Joe Clay (Jack Lemmon) is a very successful San Francisco Public Relations man. Unfortunately, a big part of his job entails drinking booze – and Joe’s ability to consume alcohol knows no bounds.
When he meets the very pretty Kirsten Arnesen (Lee Remick), a charming girl who prefers chocolate to alcohol, Kirsten is not unduly perturbed by his leaning towards the bottle.
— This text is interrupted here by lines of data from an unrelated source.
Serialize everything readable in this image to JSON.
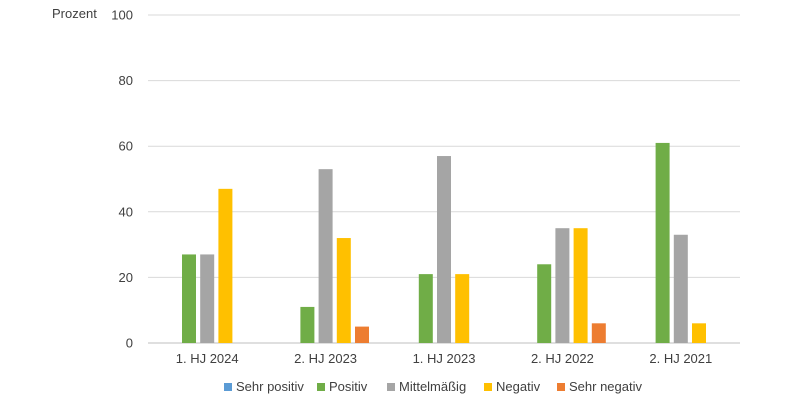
{
  "chart_data": {
    "type": "bar",
    "ylabel": "Prozent",
    "ylim": [
      0,
      100
    ],
    "yticks": [
      0,
      20,
      40,
      60,
      80,
      100
    ],
    "grid": true,
    "legend_position": "bottom",
    "categories": [
      "1. HJ 2024",
      "2. HJ 2023",
      "1. HJ 2023",
      "2. HJ 2022",
      "2. HJ 2021"
    ],
    "series": [
      {
        "name": "Sehr positiv",
        "color": "#5b9bd5",
        "values": [
          0,
          0,
          0,
          0,
          0
        ]
      },
      {
        "name": "Positiv",
        "color": "#70ad47",
        "values": [
          27,
          11,
          21,
          24,
          61
        ]
      },
      {
        "name": "Mittelmäßig",
        "color": "#a5a5a5",
        "values": [
          27,
          53,
          57,
          35,
          33
        ]
      },
      {
        "name": "Negativ",
        "color": "#ffc000",
        "values": [
          47,
          32,
          21,
          35,
          6
        ]
      },
      {
        "name": "Sehr negativ",
        "color": "#ed7d31",
        "values": [
          0,
          5,
          0,
          6,
          0
        ]
      }
    ]
  }
}
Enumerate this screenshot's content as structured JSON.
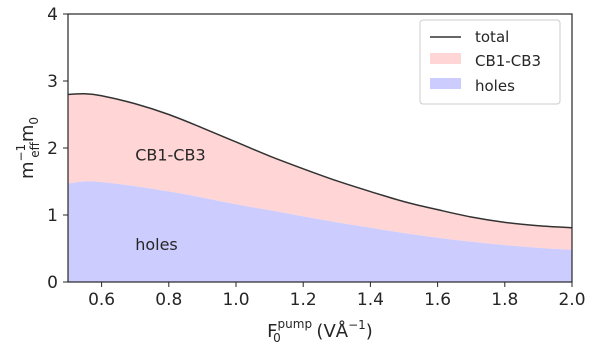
{
  "chart_data": {
    "type": "area",
    "xlabel": {
      "base": "F",
      "sub": "0",
      "sup": "pump",
      "unit_pre": " (VÅ",
      "unit_sup": "−1",
      "unit_post": ")"
    },
    "ylabel": {
      "base": "m",
      "sub": "eff",
      "sup": "−1",
      "tail": "m",
      "tail_sub": "0"
    },
    "xlim": [
      0.5,
      2.0
    ],
    "ylim": [
      0,
      4
    ],
    "xticks": [
      0.6,
      0.8,
      1.0,
      1.2,
      1.4,
      1.6,
      1.8,
      2.0
    ],
    "xtick_labels": [
      "0.6",
      "0.8",
      "1.0",
      "1.2",
      "1.4",
      "1.6",
      "1.8",
      "2.0"
    ],
    "yticks": [
      0,
      1,
      2,
      3,
      4
    ],
    "ytick_labels": [
      "0",
      "1",
      "2",
      "3",
      "4"
    ],
    "x": [
      0.5,
      0.55,
      0.6,
      0.7,
      0.8,
      0.9,
      1.0,
      1.1,
      1.2,
      1.3,
      1.4,
      1.5,
      1.6,
      1.7,
      1.8,
      1.9,
      2.0
    ],
    "series": [
      {
        "name": "holes",
        "type": "area",
        "color": "#ccccff",
        "values": [
          1.47,
          1.5,
          1.49,
          1.43,
          1.35,
          1.26,
          1.16,
          1.07,
          0.98,
          0.89,
          0.81,
          0.73,
          0.66,
          0.6,
          0.55,
          0.51,
          0.48
        ]
      },
      {
        "name": "CB1-CB3",
        "type": "area",
        "color": "#ffd5d5",
        "values": [
          1.33,
          1.31,
          1.29,
          1.23,
          1.15,
          1.04,
          0.93,
          0.81,
          0.71,
          0.62,
          0.54,
          0.47,
          0.42,
          0.37,
          0.34,
          0.33,
          0.33
        ]
      },
      {
        "name": "total",
        "type": "line",
        "color": "#333333",
        "values": [
          2.8,
          2.81,
          2.78,
          2.66,
          2.5,
          2.3,
          2.09,
          1.88,
          1.69,
          1.51,
          1.35,
          1.2,
          1.08,
          0.97,
          0.89,
          0.84,
          0.81
        ]
      }
    ],
    "annotations": [
      {
        "text": "CB1-CB3",
        "x": 0.7,
        "y": 1.9
      },
      {
        "text": "holes",
        "x": 0.7,
        "y": 0.57
      }
    ],
    "legend": {
      "position": "top-right",
      "entries": [
        "total",
        "CB1-CB3",
        "holes"
      ]
    },
    "grid": false
  }
}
But by the time they marry and have a baby girl, the pressure of Joe’s work has driven him to excessive drinking.
When he complains it’s dispiriting to arrive home “feeling high” and find his wife disapprovingly sober, Kirsten makes the mistake of joining him in a drink.
This leads to her drinking alone when Joe is away on business and both continue on the downward spiral until Joe is fired on account of his inebriations.
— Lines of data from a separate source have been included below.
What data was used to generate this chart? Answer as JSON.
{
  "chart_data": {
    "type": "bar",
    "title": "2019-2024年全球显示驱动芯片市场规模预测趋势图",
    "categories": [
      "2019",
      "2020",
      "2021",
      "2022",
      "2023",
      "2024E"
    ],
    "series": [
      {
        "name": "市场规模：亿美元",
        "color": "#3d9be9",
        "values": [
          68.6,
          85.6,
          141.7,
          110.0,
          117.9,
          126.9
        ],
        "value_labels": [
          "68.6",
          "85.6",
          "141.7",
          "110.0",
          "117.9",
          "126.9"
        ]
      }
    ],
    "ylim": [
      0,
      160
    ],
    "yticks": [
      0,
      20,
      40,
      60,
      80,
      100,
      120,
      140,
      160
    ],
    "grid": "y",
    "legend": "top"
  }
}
They make a desperate effort to climb on the wagon by going to work at nurseries run by Kirsten’s father (Charles Bickford) but the sobriety and self-respect they regain is short-lived, for they make the mistake of celebrating with whisky.
After going berserk, Joe finds himself in an alcoholic ward. He is visited by a member of ‘Alcoholics Anonymous’ (Jack Klugman), with whose help he eventually recovers. Joe now tackles the question of Kirsten’s recovery.
Days of Wine and Roses marks something of a break from the light comedy which Jack Lemmon built a reputation for, and here he proves without a doubt that his talents extend to high drama.
The film had a lasting effect in reinforcing the growing social acceptance of the ‘Alcoholics Anonymous’ movement.